5. De leden 1 tot en met 4 laten in de lidstaten onverlet het recht op internationale bescherming in de zin van artikel 2, onder a), van Richtlijn 2004/83/EG van de Raad van 29 april 2004 inzake minimumnormen voor de erkenning van onderdanen van derde landen en staatlozen als vluchteling of als persoon die anderszins internationale bescherming behoeft en de inhoud van de verleende bescherming.
Vreemdelingenwet 2000
Artikel 66a
[…]
6. In afwijking van artikel 8 kan de vreemdeling jegens wie een inreisverbod geldt of die is gesignaleerd ter fine van weigering van de toegang geen rechtmatig verblijf hebben, met uitzondering van het rechtmatig verblijf:
a. van de vreemdeling die een eerste aanvraag tot het verlenen van een verblijfsvergunning als bedoeld in artikel 28 heeft ingediend, zolang op die aanvraag nog niet is beslist;
b. bedoeld in artikel 8, onder j, en
c. van de vreemdeling wiens uitzetting op grond van een rechterlijke beslissing achterwege dient te blijven totdat op het bezwaarschrift of beroepschrift is beslist.

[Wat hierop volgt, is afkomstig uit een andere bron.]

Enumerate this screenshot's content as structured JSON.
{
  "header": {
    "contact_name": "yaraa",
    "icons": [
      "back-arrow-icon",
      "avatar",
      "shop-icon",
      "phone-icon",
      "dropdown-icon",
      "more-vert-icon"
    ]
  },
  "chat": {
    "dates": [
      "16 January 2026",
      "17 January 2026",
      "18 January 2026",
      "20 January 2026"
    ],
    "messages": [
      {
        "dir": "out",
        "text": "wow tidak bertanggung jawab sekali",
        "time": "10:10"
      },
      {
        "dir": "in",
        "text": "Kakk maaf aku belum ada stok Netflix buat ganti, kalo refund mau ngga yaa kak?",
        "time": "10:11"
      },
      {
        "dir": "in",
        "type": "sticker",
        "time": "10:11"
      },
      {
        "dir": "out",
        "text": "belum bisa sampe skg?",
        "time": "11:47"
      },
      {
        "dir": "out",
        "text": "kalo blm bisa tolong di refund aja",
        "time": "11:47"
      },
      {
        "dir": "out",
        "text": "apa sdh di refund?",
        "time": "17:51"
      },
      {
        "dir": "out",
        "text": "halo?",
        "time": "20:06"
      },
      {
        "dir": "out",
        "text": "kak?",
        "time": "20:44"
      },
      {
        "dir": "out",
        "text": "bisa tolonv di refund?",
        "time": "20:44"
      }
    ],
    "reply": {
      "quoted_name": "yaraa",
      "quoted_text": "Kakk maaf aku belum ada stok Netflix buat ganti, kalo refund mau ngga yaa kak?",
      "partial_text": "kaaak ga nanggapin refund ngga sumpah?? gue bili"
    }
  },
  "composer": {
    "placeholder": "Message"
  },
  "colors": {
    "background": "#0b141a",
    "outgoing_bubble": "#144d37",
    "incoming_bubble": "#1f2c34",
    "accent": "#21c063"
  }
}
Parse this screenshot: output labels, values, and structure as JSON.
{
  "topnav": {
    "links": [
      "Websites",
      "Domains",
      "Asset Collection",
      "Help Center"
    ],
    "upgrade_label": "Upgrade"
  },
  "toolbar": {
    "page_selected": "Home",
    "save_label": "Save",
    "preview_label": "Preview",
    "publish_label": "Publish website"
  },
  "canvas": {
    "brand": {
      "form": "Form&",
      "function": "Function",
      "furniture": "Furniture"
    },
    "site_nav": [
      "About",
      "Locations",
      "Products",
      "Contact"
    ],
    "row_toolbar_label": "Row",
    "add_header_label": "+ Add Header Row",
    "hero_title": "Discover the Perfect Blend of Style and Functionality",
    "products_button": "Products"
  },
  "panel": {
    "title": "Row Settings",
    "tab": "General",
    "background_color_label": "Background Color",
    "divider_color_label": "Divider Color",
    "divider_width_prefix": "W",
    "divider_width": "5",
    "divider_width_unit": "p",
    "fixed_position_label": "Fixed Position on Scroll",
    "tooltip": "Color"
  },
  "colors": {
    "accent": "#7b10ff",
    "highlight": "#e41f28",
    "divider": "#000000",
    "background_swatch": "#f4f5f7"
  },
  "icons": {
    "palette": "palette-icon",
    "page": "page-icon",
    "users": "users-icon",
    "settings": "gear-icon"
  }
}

7. In afwijking van het zesde lid en artikel 8 en met uitzondering van het rechtmatig verblijf van de vreemdeling die een eerste aanvraag tot het verlenen van een verblijfsvergunning als bedoeld in artikel 28 heeft ingediend zolang op die aanvraag nog niet is beslist, kan de vreemdeling jegens wie een inreisverbod geldt geen rechtmatig verblijf hebben, in geval de vreemdeling:
a. bij onherroepelijk geworden rechterlijk vonnis is veroordeeld wegens een misdrijfwaartegen een gevangenisstraf van drie jaren of meer is bedreigd dan wel hem ter zake de maatregel als bedoeld in artikel 37a van het Wetboek van Strafrecht is opgelegd;
b. een gevaar vormt voor de openbare orde of de nationale veiligheid;
c. naar het oordeel van Onze Minister een ernstige bedreiging vormt als bedoeld in het vierde lid, dan wel
d. ingevolge een verdrag of in het belang van de internationale betrekkingen van Nederland ieder verblijf dient te worden ontzegd.
Vreemdelingenbesluit 2000
Artikel 6.5a
[…]
4. In afwijking van het eerste tot en met derde lid, bedraagt de duur van het inreisverbod ten hoogste vijf jaren, indien het betreft een vreemdeling die:
a. is veroordeeld tot een vrijheidsstraf van zes maanden of langer;
b. gebruik heeft gemaakt van valse of vervalste reis- of identiteitspapieren dan wel opzettelijk reis- of identiteitspapieren heeft overgelegd die niet op hem betrekking hebben;
c. reeds het onderwerp is geweest van meer dan één terugkeerbesluit;
d. zich op het grondgebied van Nederland heeft begeven terwijl een inreisverbod van kracht was.